Friday 22 January 2021

Prohibition still doesn't work

I see that Australia's policy of charging the thick end of £20 for a pack of cigarettes is going as well as ever...
 

The founder of Border Force's illegal tobacco squad says one in five cigarettes smoked in Australia is illegal and demand has spawned a smuggling trade worth hundreds of millions of dollars each year, with a recent record-breaking case in Western Australia.

This week two cousins, Omar and Khaled Hussein, were jailed for four years and 10 months each, with parole, by a Perth District Court after trying to smuggle $8.5 million worth of illegal cigarettes into Fremantle Port on October 31, 2018.

 
This is the biggest consignment of illicit tobacco Australian authorities have ever intercepted. So far.
 
The Australian Border Force only seizes a fraction of the tobacco being illegal imported and grown in the country, but they still seize a lot...
 

The ABF seized more than 177 tonnes of loose-leaf tobacco and 422 million cigarettes in the 2019/20 financial year, with the duty evaded totalling some $611 million.

Mr Pike said increased cigarette prices had also generated a corresponding increase in criminals stealing cigarettes, which have become "as expensive as silver", to sell on the booming black market.

A series of robberies across Victorian service stations in recent months have targeted cigarettes, which are likely sold on the black market, with Mr Pike saying more robberies will happen as cigarettes rise in price.

He said halting the rise in cigarette prices was "one of the obvious measures" the government could take to curb the black market and slow thefts.

 
Obvious, yes, but the government won't do it because they're bewitched by 'public health' lobbyists who deny any connection between neo-prohibitionist policies and neo-prohibitionist outcomes.
 
The sentencing of these men follows a bust of an illegal tobacco farm in New South Wales last week...
 
Australian Border Force raided a property in Bulga yesterday, seizing 50.3 tonnes of illegal tobacco, worth $9.9 million dollars and arresting a 33 year old man from Sydney.

The tobacco was being grown over two hectares, with almost another hectare of seedlings, all of which was seized and destroyed.

 
Things aren't much better in New Zealand where a pack of tabs is nearly as expensive.
 

Tax increases on tobacco products have been a key plank in the Government’s efforts to make the country smoke-free, resulting in New Zealanders paying some of the heftiest cigarette prices in the world.

The inflated cost of smokes hasn’t gone unnoticed by overseas crime groups as Customs officers make record tobacco seizures at the border.

“New Zealand pays a really high price for drugs [and] it pays a really high price for tobacco,” Customs investigations manager Bruce Berry​ said.

“We’ve seen a dramatic move from organised crime ... into moving of tobacco products.
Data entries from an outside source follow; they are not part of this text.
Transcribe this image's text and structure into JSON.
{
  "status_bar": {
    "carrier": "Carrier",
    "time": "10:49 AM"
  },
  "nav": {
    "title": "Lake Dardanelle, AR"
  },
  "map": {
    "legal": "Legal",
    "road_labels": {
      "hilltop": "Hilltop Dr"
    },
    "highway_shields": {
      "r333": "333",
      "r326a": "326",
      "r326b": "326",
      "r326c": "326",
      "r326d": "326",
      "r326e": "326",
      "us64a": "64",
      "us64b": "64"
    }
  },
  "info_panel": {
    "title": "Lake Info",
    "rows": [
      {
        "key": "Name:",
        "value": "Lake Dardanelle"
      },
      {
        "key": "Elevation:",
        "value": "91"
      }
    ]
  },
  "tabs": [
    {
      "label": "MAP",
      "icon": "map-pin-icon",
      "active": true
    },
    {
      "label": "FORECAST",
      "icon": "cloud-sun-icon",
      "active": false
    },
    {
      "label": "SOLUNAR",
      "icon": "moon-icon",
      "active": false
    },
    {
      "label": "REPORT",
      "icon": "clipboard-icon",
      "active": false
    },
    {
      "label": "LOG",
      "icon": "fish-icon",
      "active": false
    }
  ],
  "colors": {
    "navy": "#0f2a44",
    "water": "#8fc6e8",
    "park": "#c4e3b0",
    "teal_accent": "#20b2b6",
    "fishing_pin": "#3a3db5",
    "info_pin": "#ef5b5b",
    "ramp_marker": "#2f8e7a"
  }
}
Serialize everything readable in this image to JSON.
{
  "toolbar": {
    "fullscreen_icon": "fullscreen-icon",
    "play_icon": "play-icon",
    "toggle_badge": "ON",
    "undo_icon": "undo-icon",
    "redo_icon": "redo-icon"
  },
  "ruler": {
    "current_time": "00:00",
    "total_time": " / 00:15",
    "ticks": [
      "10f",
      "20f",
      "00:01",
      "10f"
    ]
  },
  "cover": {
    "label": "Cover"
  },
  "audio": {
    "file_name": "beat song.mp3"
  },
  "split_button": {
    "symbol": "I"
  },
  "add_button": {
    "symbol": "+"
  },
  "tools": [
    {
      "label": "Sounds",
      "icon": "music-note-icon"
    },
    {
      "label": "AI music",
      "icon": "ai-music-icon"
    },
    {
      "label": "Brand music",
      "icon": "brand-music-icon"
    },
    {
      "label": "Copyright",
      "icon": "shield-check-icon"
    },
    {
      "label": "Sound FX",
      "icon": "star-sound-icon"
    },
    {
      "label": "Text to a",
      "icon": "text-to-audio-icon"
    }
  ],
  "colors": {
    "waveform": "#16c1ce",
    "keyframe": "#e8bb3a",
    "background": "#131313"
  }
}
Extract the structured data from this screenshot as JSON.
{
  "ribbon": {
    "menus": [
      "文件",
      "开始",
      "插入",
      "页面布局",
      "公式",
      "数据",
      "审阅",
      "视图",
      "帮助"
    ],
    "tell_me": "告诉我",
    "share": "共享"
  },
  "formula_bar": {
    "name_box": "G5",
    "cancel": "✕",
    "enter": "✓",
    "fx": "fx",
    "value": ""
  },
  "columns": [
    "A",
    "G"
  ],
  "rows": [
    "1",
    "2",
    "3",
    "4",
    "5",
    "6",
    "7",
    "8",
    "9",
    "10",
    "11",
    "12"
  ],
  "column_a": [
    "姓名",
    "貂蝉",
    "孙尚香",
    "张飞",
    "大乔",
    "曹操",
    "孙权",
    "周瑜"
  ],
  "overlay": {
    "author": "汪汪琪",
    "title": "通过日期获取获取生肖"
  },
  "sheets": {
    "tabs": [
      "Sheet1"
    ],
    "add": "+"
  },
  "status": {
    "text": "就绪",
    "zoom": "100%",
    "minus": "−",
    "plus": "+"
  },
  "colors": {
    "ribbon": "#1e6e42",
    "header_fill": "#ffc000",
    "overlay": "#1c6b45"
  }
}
“We predicted that this would be coming because of the prices that we’re paying.”

In July, Customs intercepted 2.2 million cigarettes hidden inside stacks of metal frames exported from Malaysia. At the time it was the largest tobacco seizure in a single shipment.

That amount, however, was surpassed in early August when 2.39 million cigarettes were intercepted, hidden inside construction materials. A third shipment of 2.31 cigarettes was intercepted by Customs officers in late August.

This compares to only 585,917 cigarettes and cigars being intercepted at New Zealand’s borders in 2016.

 
Still, it's all worth it if it makes smokers poorer, eh?

Meanwhile, the world of 'tobacco control' was very excited to see South Africa temporarily ban the sale of tobacco (and e-cigarettes - and alcohol) last year. A study in Tobacco Control was published this week looking at the consequences. Based on an online survey, which seems to be the primary methodology in pretend 'public health' these days, it found that prohibition doesn't work. Who knew? 

About 9% of prelockdown smokers in the sample successfully quit smoking. 93% of continuing smokers purchased cigarettes despite the sales ban. The average price of cigarettes increased by 250% relative to prelockdown prices. Most respondents purchased cigarettes through informal channels.


These results do not deter the authors from supporting 'endgame strategies' (a euphemism for prohibition). Like Marxists retrospectively concluding that Russia wasn't ready for communism, they argue that South Africa wasn't ready for prohibition because the 'demand-side preconditions for an effective sales ban were not in place'. In other words, there were too many smokers. 
 
They also say that there were problems on the supply side, ie. there was a large black market.
 
But apart from that, prohibition is a great idea! So long as you can stop people wanting to buy the product and stop other people selling the product, there's no problem.